Hasibuan (2015:56) menjelaskan kinerja adalah “suatu hasil kerja yang
dicapai seseorang dalam melaksanakan tugas-tugas yang dibebankan kepadanya
yang didasarkan atas kecakapan, pengalaman dan kesungguhan serta waktu”.
Sedangkan Rivai (2013:14) mengemukakan bahwa kinerja adalah “hasil atau
tingkat keberhasilan seseorang secara keseluruhan selama periode tertentu di
dalam melaksanakan tugas dibandingkan dengan berbagai kemungkinan, seperti
standar hasil kerja, target atau sasaran atau kriteria yang telah ditentukan terlebih
dahulu dan telah disepakati bersama”.
Mangkunegara, (2015:49) mendefinisikan kinerja karyawan merupakan
“hal penting dalam meningkatkan produktivitas karyawan.
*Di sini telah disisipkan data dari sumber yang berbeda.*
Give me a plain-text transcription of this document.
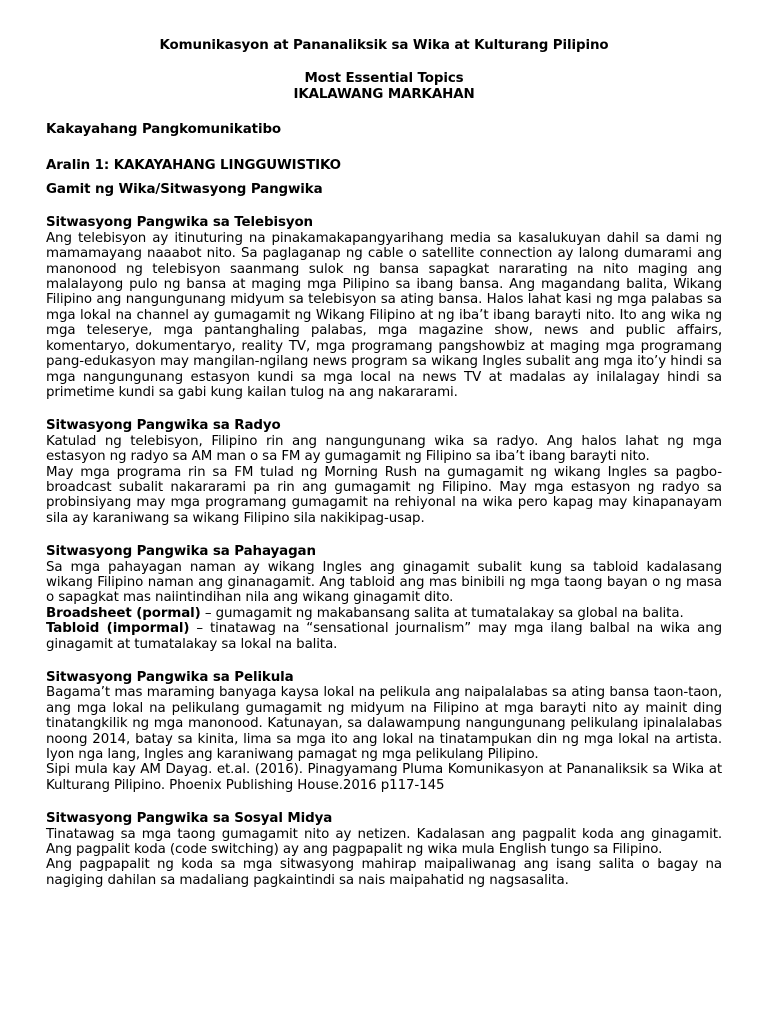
Komunikasyon at Pananaliksik sa Wika at Kulturang Pilipino

Most Essential Topics

IKALAWANG MARKAHAN

Kakayahang Pangkomunikatibo

Aralin 1: KAKAYAHANG LINGGUWISTIKO

Gamit ng Wika/Sitwasyong Pangwika

Sitwasyong Pangwika sa Telebisyon

Ang telebisyon ay itinuturing na pinakamakapangyarihang media sa kasalukuyan dahil sa dami ng mamamayang naaabot nito. Sa paglaganap ng cable o satellite connection ay lalong dumarami ang manonood ng telebisyon saanmang sulok ng bansa sapagkat nararating na nito maging ang malalayong pulo ng bansa at maging mga Pilipino sa ibang bansa. Ang magandang balita, Wikang Filipino ang nangungunang midyum sa telebisyon sa ating bansa. Halos lahat kasi ng mga palabas sa mga lokal na channel ay gumagamit ng Wikang Filipino at ng iba’t ibang barayti nito. Ito ang wika ng mga teleserye, mga pantanghaling palabas, mga magazine show, news and public affairs, komentaryo, dokumentaryo, reality TV, mga programang pangshowbiz at maging mga programang pang-edukasyon may mangilan-ngilang news program sa wikang Ingles subalit ang mga ito’y hindi sa mga nangungunang estasyon kundi sa mga local na news TV at madalas ay inilalagay hindi sa primetime kundi sa gabi kung kailan tulog na ang nakararami.

Sitwasyong Pangwika sa Radyo

Katulad ng telebisyon, Filipino rin ang nangungunang wika sa radyo. Ang halos lahat ng mga estasyon ng radyo sa AM man o sa FM ay gumagamit ng Filipino sa iba’t ibang barayti nito.

May mga programa rin sa FM tulad ng Morning Rush na gumagamit ng wikang Ingles sa pagbo-broadcast subalit nakararami pa rin ang gumagamit ng Filipino. May mga estasyon ng radyo sa probinsiyang may mga programang gumagamit na rehiyonal na wika pero kapag may kinapanayam sila ay karaniwang sa wikang Filipino sila nakikipag-usap.

Sitwasyong Pangwika sa Pahayagan

Sa mga pahayagan naman ay wikang Ingles ang ginagamit subalit kung sa tabloid kadalasang wikang Filipino naman ang ginanagamit. Ang tabloid ang mas binibili ng mga taong bayan o ng masa o sapagkat mas naiintindihan nila ang wikang ginagamit dito.

Broadsheet (pormal) – gumagamit ng makabansang salita at tumatalakay sa global na balita.

Tabloid (impormal) – tinatawag na “sensational journalism” may mga ilang balbal na wika ang ginagamit at tumatalakay sa lokal na balita.

Sitwasyong Pangwika sa Pelikula

Bagama’t mas maraming banyaga kaysa lokal na pelikula ang naipalalabas sa ating bansa taon-taon, ang mga lokal na pelikulang gumagamit ng midyum na Filipino at mga barayti nito ay mainit ding tinatangkilik ng mga manonood. Katunayan, sa dalawampung nangungunang pelikulang ipinalalabas noong 2014, batay sa kinita, lima sa mga ito ang lokal na tinatampukan din ng mga lokal na artista. Iyon nga lang, Ingles ang karaniwang pamagat ng mga pelikulang Pilipino.

Sipi mula kay AM Dayag. et.al. (2016). Pinagyamang Pluma Komunikasyon at Pananaliksik sa Wika at Kulturang Pilipino. Phoenix Publishing House.2016 p117-145

Sitwasyong Pangwika sa Sosyal Midya

Tinatawag sa mga taong gumagamit nito ay netizen. Kadalasan ang pagpalit koda ang ginagamit. Ang pagpalit koda (code switching) ay ang pagpapalit ng wika mula English tungo sa Filipino.

Ang pagpapalit ng koda sa mga sitwasyong mahirap maipaliwanag ang isang salita o bagay na nagiging dahilan sa madaliang pagkaintindi sa nais maipahatid ng nagsasalita.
Dalam meningkatkan
kinerja karyawan perusahaan harus dapat mengetahui faktor-faktor yang dapat
mempengaruhi kinerja. Faktor-faktor tersebut diantaranya adalah pelatihan dan
motivasi terhadap karyawan. Bagaimana memecahkan masalah terkait dengan
peningkatan kinerja karyawan ada beberapa kemungkinan yang dapat dilakukan
oleh perusahaan antara lain melalui pemberian motivasi dan pelatihan kerja. Suatu
penelitian telah memperlihatkan bahwa suatu lingkungan kerja yang
menyenangkan sangat penting untuk mendorong tingkat kinerja karyawan yang
paling produktif. Dalam interaksi sehari-hari, antara atasan dan bawahan berbagai
asumsi dan harapan lain muncul. Ketika atasan dan bawahan membentuk
serangkaian asumsi dan harapan mereka sendiri yang sering agak berbeda,
perbedaan-perbedaan ini yang akhirnya berpengaruh pada tingkat kinerja. Kinerja
adalah hasil seseorang secara keseluruhan selama periode tertentu di dalam
melaksanakan tugas, seperti standar hasil kerja, target atau sasaran atau kriteria
yang telah ditentukan terlebih dahulu dan telah disepakati bersama”.